Conditional statements are often used inside a for-loop to handle treat each element differently. Let's use the sequencing data as an example. The ids of these sequences are random letters, so let's imagine we were interested in only those reads with an ID starting with lower cases letters. We can use the `islower()` method to test that the first letter of the ID lower case. then print only those IDs

In [3]:
from Bio import SeqIO
reads = SeqIO.parse("../first_task/reads.fq", "fastq")
for seq in reads:
    first_letter = seq.id[0]
    if first_letter.islower():
        print(seq.id)

agoPnkEt
vMOiXKcw
vIBqXDxb
igcJNbKn
hbVLHucP


Using `else` we could print all the IDs, noting whether they start with lower case

In [4]:
from Bio import SeqIO
reads = SeqIO.parse("../first_task/reads.fq", "fastq")
for seq in reads:
    first_letter = seq.id[0]
    if first_letter.islower():
        print(seq.id, "starts with lowercase")
    else:
        print(seq.id, "starts with uppercase")


agoPnkEt starts with lowercase
vMOiXKcw starts with lowercase
LISzqTNF starts with uppercase
vIBqXDxb starts with lowercase
QevuyjfB starts with uppercase
WdkVXRjQ starts with uppercase
igcJNbKn starts with lowercase
ZFbfxWsl starts with uppercase
hbVLHucP starts with lowercase
JpRwMsVW starts with uppercase


## Counting a condition

One very useful thing way to use conditionals is to count the number of times something occurs. In Epichloe, we are interested in the GC-content of sequences, so how might we find the GC-content of the reference sequence in this repo? A SequenceRecord object is iterable (i.e. we cn use a for loop to traverse it) so we can loop over the sequence and add to a counter every time we see a "C" or "G" base.

In [5]:
ref = SeqIO.read("../first_task/reference.fna", "fasta")
# initialize the counter before the loop so there is someting to refer to later
counter = 0

for base in ref:
    if base == "C":
        counter = counter + 1
    elif base == "G": #elif equals else: if, see the SW lesson
        counter = counter + 1

print(counter, "total G/C bases(", counter/len(ref) * 100, "% )")            
    

72 total G/C bases( 72.0 % )


### extra for experts

The code above works, but there are a few tricks we can use to make it a bit nicer. For one, there is a special operator `+=` for incrementing (that is adding to) to a number. There is also a nicer way to format strings that the print statements at the end. If you areally want to go deep, can you re-implement this with collections.Counter?

In [6]:
counter = 0

for base in ref:
    if base == "C":
        counter  +=1 
    elif base == "G": 
        counter  += 1

print(f'{counter} total G/C bases ({counter/len(ref) * 100}%)')

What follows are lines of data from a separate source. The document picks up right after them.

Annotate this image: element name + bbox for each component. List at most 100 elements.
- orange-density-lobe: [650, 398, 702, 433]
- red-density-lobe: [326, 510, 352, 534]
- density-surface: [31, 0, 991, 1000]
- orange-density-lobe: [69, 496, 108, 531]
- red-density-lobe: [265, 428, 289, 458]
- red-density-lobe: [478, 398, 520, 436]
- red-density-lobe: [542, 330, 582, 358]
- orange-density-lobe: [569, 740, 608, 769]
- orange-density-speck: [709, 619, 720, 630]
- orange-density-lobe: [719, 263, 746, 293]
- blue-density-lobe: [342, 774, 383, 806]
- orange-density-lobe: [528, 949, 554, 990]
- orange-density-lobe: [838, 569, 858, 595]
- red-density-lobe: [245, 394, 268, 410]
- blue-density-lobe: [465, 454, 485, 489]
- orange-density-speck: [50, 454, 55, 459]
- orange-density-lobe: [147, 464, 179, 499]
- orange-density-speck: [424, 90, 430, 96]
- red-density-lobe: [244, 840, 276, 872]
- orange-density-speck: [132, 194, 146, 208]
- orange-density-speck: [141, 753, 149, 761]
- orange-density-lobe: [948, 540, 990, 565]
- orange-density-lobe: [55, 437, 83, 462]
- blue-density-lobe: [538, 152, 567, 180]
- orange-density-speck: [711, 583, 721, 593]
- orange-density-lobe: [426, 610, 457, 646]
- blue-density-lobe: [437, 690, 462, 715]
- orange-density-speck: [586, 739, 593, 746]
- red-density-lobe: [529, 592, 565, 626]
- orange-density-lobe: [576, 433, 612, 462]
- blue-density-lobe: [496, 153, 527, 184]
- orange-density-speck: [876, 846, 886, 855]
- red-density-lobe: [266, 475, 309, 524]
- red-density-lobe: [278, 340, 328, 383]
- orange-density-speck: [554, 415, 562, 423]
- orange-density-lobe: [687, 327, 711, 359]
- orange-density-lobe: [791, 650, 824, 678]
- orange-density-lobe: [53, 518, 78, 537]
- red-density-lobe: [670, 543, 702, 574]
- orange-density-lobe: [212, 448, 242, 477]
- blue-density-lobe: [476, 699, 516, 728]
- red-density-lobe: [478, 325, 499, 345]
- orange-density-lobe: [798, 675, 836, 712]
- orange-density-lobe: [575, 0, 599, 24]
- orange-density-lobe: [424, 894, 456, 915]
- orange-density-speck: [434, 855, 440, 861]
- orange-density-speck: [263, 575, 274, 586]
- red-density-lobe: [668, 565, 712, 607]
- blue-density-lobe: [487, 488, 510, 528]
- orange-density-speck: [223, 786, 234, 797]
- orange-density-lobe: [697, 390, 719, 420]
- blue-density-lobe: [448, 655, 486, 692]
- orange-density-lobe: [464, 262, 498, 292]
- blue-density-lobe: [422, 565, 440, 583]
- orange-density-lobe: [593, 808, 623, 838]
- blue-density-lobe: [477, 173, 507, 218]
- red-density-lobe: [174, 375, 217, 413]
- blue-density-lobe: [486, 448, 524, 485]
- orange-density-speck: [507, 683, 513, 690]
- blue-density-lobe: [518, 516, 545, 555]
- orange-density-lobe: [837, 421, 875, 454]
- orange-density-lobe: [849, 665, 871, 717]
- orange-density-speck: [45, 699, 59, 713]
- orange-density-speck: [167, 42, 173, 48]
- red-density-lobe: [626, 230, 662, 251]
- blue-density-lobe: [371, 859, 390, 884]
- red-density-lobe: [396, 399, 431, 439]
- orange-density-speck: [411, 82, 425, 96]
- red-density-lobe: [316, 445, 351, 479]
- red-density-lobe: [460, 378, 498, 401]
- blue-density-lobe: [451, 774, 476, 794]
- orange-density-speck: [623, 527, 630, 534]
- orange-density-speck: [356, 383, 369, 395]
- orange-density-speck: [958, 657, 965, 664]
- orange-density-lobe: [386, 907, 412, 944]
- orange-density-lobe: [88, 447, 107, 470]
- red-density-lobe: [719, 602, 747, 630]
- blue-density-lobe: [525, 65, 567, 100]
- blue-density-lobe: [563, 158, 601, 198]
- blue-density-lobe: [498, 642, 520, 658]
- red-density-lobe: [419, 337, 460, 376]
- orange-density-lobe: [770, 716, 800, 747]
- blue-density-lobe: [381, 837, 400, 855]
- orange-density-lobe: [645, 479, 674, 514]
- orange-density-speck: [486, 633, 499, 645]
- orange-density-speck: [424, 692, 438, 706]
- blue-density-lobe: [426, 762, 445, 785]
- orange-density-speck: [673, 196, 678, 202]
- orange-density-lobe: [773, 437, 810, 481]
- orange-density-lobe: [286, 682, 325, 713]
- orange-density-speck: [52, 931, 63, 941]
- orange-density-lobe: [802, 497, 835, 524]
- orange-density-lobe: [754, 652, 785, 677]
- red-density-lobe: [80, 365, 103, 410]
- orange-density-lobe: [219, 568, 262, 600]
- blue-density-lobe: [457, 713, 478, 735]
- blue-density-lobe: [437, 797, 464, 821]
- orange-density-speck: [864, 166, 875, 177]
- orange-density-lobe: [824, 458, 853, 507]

72 total G/C bases (72.0%)


## Finding the index of a condition

Sometimes you want to know _which_ elements in a list or sequence meet some criterion, so you can match them up to indices in another list or object. Imagine you had two lists, one with lables for four samples and another with the sizes of those samples _in the same order_. 

In [7]:
samples = ["A", "B", "C", "D"]
sizes =   [100, 125, 300,  40]

How might you select those samples with size > 100? One calssic way is to intialize a counter that you increment through every step of the for loop:

In [8]:
i = 0
for sample_size in sizes:
    if sample_size > 100:
        print(samples[i], ":", sample_size)
    i += 1

B : 125
C : 300


Theat works, but there are a few more "pythonic" ways to get the same result. `enumerate` gives you the counter for free. 

In [9]:
for pair in enumerate(sizes):
    print(pair)

(0, 100)
(1, 125)
(2, 300)
(3, 40)


Because iterating over the generator produces by `enumerate`  give sus tuples of length two, we can assign each element a name in the for loop using the comma to seperate them

In [10]:
for index, sample_size in enumerate(sizes):
    print(index, ":", sample_size)

0 : 100
1 : 125
2 : 300
3 : 40


Finally, we can use the index to look up the sample name 

In [11]:
for index,sample_size in enumerate(sizes):
    if sample_size > 100:
        print(samples[index], ":", sample_size)


B : 125
C : 300


### Skipping the index 

The even more pythonic thing to do is never keep track of the index in the first place. The function `zip` takes take iterables and "zips" them up 

In [12]:
for pair in zip(samples, sizes):
    print(pair)

('A', 100)
('B', 125)
('C', 300)
('D', 40)


meaning you can print only the large samples easily

In [13]:
for sample, sample_size in zip(samples, sizes):
    if sample_size > 100:
        print(sample, ":", sample_size)

B : 125
C : 300